Dieting, or how to keep the fad off

I'm not a dieter. Ive never been one for counting calories or watching what I eat. So it's no surprise that when the latest diet crazes come into my radar via work or friends that I tune out. Currently there are several diets in play by various people I know including, but not limited to:

  • Atkins
  • South Beach
  • The GM Diet (hadn't heard about this one until this week)
  • Some diet package one of my coworkers bought which allows you to customize it to your way

This is just in the past few weeks. It's unbelievable what lengths people will go to try to get to the ideal figure with as little effort as possible. The problem I have with most diets are as follows:

  • Success is measured in pounds. That is a measurable, and it's important to quantify success in some fashion, but pounds is not what people want to achieve. Flattening their stomach, or reducing the size of their hips or thighs is the desired outcome. Taking off pounds won't solve the initial requirement for the diet, so it's easy to abandon the diet as not working, even when the scale is steadily counting backwards.
  • Exercise is generally not part of the diet. Just as there is no such thing as getting rich quick without hard work, there's no such thing as getting the body you want without hard work. Period.
  • Changing your behavior is hard. Very hard. Most diets require an almost about-face with what you are currently used to, and as such it is extremely easy to revert back to old habits. Also, extreme changes in diet causes stress, which your body works hard to adapt to. This adaptation is not free, though, and your body will work extra hard to make the changes necessary to cope with the change.
  • Bizzare food choices. Nobody, and I mean nobody wakes up and exclaims "I'm going to eat (6-8 bananas | 3 bowls of cabbage soup | strictly tomatos) and nothing else". These bizzare food choices are not natural, and can cause the diet to fail when your body yells out "Enough! Gimme a pizza now!"
  • Atkins is bullcrap. There, I said it. Any diet that claims you'll lose weight while eating porterhouse steaks is a load of hooey.

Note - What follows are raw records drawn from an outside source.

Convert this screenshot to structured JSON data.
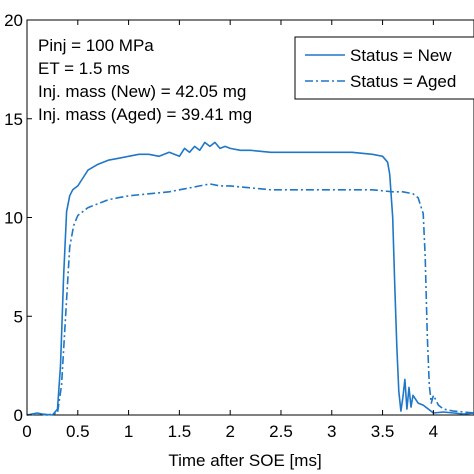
{
  "chart_data": {
    "type": "line",
    "title": "",
    "xlabel": "Time after SOE [ms]",
    "ylabel": "",
    "xlim": [
      0,
      4.4
    ],
    "ylim": [
      0,
      20
    ],
    "xticks": [
      0,
      0.5,
      1,
      1.5,
      2,
      2.5,
      3,
      3.5,
      4
    ],
    "xtick_labels": [
      "0",
      "0.5",
      "1",
      "1.5",
      "2",
      "2.5",
      "3",
      "3.5",
      "4"
    ],
    "yticks": [
      0,
      5,
      10,
      15,
      20
    ],
    "ytick_labels": [
      "0",
      "5",
      "10",
      "15",
      "20"
    ],
    "grid": false,
    "legend_position": "top-right",
    "annotations": [
      "Pinj = 100 MPa",
      "ET = 1.5 ms",
      "Inj. mass (New) = 42.05 mg",
      "Inj. mass (Aged) = 39.41 mg"
    ],
    "series": [
      {
        "name": "Status = New",
        "style": "solid",
        "color": "#1f77c8",
        "x": [
          0,
          0.05,
          0.1,
          0.15,
          0.2,
          0.25,
          0.3,
          0.33,
          0.36,
          0.39,
          0.42,
          0.45,
          0.5,
          0.55,
          0.6,
          0.7,
          0.8,
          0.9,
          1.0,
          1.1,
          1.2,
          1.3,
          1.4,
          1.5,
          1.55,
          1.6,
          1.65,
          1.7,
          1.75,
          1.8,
          1.85,
          1.9,
          1.95,
          2.0,
          2.1,
          2.2,
          2.4,
          2.6,
          2.8,
          3.0,
          3.2,
          3.4,
          3.5,
          3.55,
          3.57,
          3.6,
          3.62,
          3.64,
          3.66,
          3.68,
          3.7,
          3.72,
          3.74,
          3.76,
          3.78,
          3.8,
          3.85,
          3.9,
          4.0,
          4.1,
          4.2,
          4.3,
          4.4
        ],
        "y": [
          0,
          0.05,
          0.1,
          0.05,
          0.02,
          0,
          0.3,
          2.5,
          7.0,
          10.3,
          11.1,
          11.4,
          11.6,
          12.0,
          12.4,
          12.7,
          12.9,
          13.0,
          13.1,
          13.2,
          13.2,
          13.1,
          13.3,
          13.1,
          13.5,
          13.3,
          13.6,
          13.4,
          13.8,
          13.6,
          13.8,
          13.5,
          13.6,
          13.5,
          13.4,
          13.4,
          13.3,
          13.3,
          13.3,
          13.3,
          13.3,
          13.2,
          13.1,
          12.8,
          12.2,
          10.0,
          6.5,
          3.5,
          1.2,
          0.2,
          0.9,
          1.8,
          0.3,
          1.4,
          0.4,
          1.0,
          0.6,
          0.5,
          0.1,
          0.15,
          0.1,
          0.05,
          0.1
        ]
      },
      {
        "name": "Status = Aged",
        "style": "dashdot",
        "color": "#1f77c8",
        "x": [
          0,
          0.1,
          0.2,
          0.3,
          0.34,
          0.38,
          0.42,
          0.46,
          0.5,
          0.6,
          0.7,
          0.8,
          0.9,
          1.0,
          1.2,
          1.4,
          1.5,
          1.6,
          1.7,
          1.8,
          1.9,
          2.0,
          2.2,
          2.4,
          2.6,
          2.8,
          3.0,
          3.2,
          3.4,
          3.6,
          3.7,
          3.8,
          3.85,
          3.9,
          3.92,
          3.94,
          3.96,
          3.98,
          4.0,
          4.05,
          4.1,
          4.2,
          4.3,
          4.4
        ],
        "y": [
          0,
          0.05,
          0,
          0.1,
          1.5,
          5.0,
          8.5,
          9.6,
          10.1,
          10.5,
          10.7,
          10.9,
          11.0,
          11.1,
          11.2,
          11.3,
          11.4,
          11.5,
          11.6,
          11.7,
          11.6,
          11.6,
          11.5,
          11.4,
          11.4,
          11.4,
          11.4,
          11.4,
          11.4,
          11.3,
          11.3,
          11.2,
          11.0,
          10.2,
          8.0,
          4.0,
          1.5,
          0.6,
          1.0,
          0.5,
          0.3,
          0.2,
          0.15,
          0.1
        ]
      }
    ]
  }
}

Now, I'll be the first to admit that I don't eat right when given the choice, and my exercise program consists mostly of defying gravity, but I've had it with all of these diet programs that people are on. They're the modern equivalent of snake-oil, promising trimmer waistlines and better complexion. There is no right diet for everyone, as everyone is different. More exercise, more water, and less fatty foods is about the only thing that works for everyone. Everything else is just a fad.